Las Vegas Sun

March 19, 2024

Chancellor Rogers enlists campus help in budget plea

Methods, though aboveboard, are criticized by regent

Related Documents

  • Jim Rogers, chancellor of Nevada's higher education system, has long called for more faculty and student participation in protesting budget cuts to state colleges. Toward that end, he's pushed officials at the College of Southern Nevada and UNLV to ask employees to contact their legislators, at one point saying he wanted 50 people a day from those schools to do so. Here are excerpts from some e-mails showing how the chancellor is mobilizing opposition to budget cuts.
  • Download the e-mails

As the state university system wages a battle against budget cuts, Chancellor Jim Rogers is marshaling on-campus forces in a lobbying campaign aimed at legislators.

Around the time the legislative session started, Rogers told high-ranking officials at UNLV and the College of Southern Nevada that he wanted people from each school making 50 contacts with state lawmakers each day. Rogers has the schools providing his office with daily updates on those lobbying efforts. At UNLV the assistant president/chief of staff in early February sent an e-mail to campus leaders, including deans and department heads, instructing them to tell the president’s office who had contacted legislators each day. A list of “talking points” attached to the note outlined UNLV’s legislative priorities.

The higher education system, Rogers said, “has a right and an obligation to tell legislators” how state money would be best invested. Having employees contact lawmakers is a way of “informing the legislators of what the system does — so the legislators can make informed decisions on what can be done with the system,” Rogers said.

The e-mails are just one facet of a top-down effort to orchestrate opposition to budget cuts. Some student and faculty leaders participated in advocacy workshops. Employees in Rogers’ office and on campuses compile information for weekly budget memos that often call for raising taxes.

Staff helped craft public service announcements promoting education that play for free on TV stations Rogers owns. The broadcasts direct viewers to a Web site run by higher education employees that encourages people to protest funding reductions.

Rogers even encouraged university system employees to vote in an online Las Vegas Sun poll on whether Nevada should raise taxes.

Many faculty members have welcomed the push for advocacy, saying taking part is clearly optional. Some gush about Rogers’ leadership. Others brush off the chancellor’s appeals, too busy to respond.

Nevada administrative code prohibits classified employees from lobbying for a political party or candidate at work. But the higher education system staff can use public resources such as

e-mail to contact lawmakers about budget cuts, as long as the use is limited, the system’s chief counsel said.
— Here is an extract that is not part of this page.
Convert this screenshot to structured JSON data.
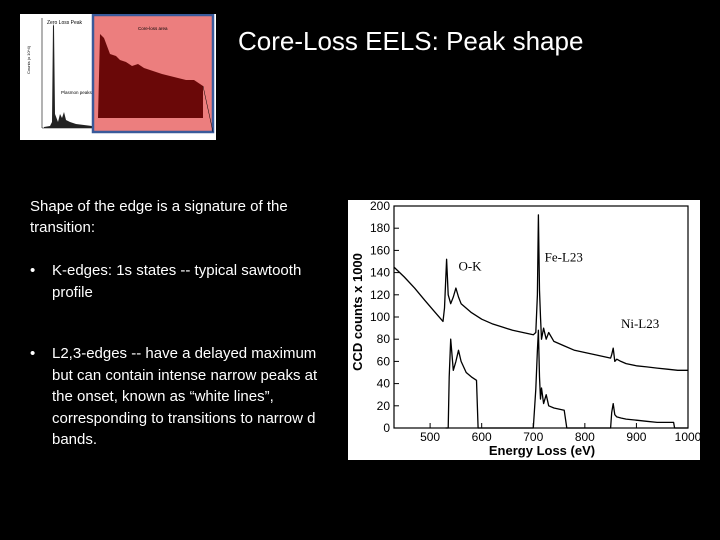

The system has paid lobbyists, and administrators tell workers to represent themselves, not their institutions, when interacting with legislators.

The degree to which other colleges involve staff in advocacy varies.

In a January message on budget cuts, UCLA’s chancellor directed readers to a Web site with links to resources on “how to help.” Arizona State University e-mailed employees with information on contacting lawmakers, but a primary purpose of the message was to instruct staff not to do so using school time or equipment.

At UNLV some administrators passed the assistant president’s directions to lower-level employees. The Academic Success Center dean, for instance, e-mailed staff to say, “It is incumbent upon you and me to be proactive and contact our legislators to make our case not to cut funding for Education. Please consider writing to your representatives.” The dean asked workers who reached out to legislators to let her assistant know.

Julie Tousa, acting president of the Nevada Center for Public Ethics, sees no problem with asking workers to promote a cause as long as participation is optional and workers do not face repercussions for not getting involved.

After reviewing university system e-mails related to the advocacy effort, however, Tousa called Rogers’ request for 50 contacts a day “excessive.”

“I can see staff feeling pressure to participate and it no longer feeling optional,” she said.

But although UNLV and CSN administrators relay to Rogers’ office daily the number of people who contacted legislators, they keep participants’ names confidential. Officials also don’t ask about the content of communications with lawmakers.

That doesn’t assuage Rogers’ critics such as Ron Knecht, a fiscally conservative higher education regent. Knecht agrees with Rogers that the governor’s recommendation to cut the college system’s state funding by more than a third is excessive — but takes issue with the chancellor’s methods.

“A lot of voters and taxpayers will have a real concern about whether we’re taking care of the business of education or spending a lot of time needlessly playing politics,” Knecht said after reading e-mails related to Rogers’ call for 50 contacts a day.

The daily contacts, though, may prove effective, building a foundation for legislators who want to see more funding for education.

“This isn’t the only place we are getting good mail coverage, but the university system is a special case,” Sen. Bob Coffin, D-Las Vegas, said. He said the “most articulate e-mails” have come from university personnel. “They are well thought-out. They were the best I’ve seen in many years that I have served here. They were not just cookie-cutter letters.”

Assemblywoman Sheila Leslie, D-Reno, said the e-mails have made it very clear that “there is really outrage from the university community that their budgets are being cut so drastically.”

“We get hundreds of e-mails every day, and e-mails do have an effect.”

Sun Capital Bureau Chief Cy Ryan contributed to this story.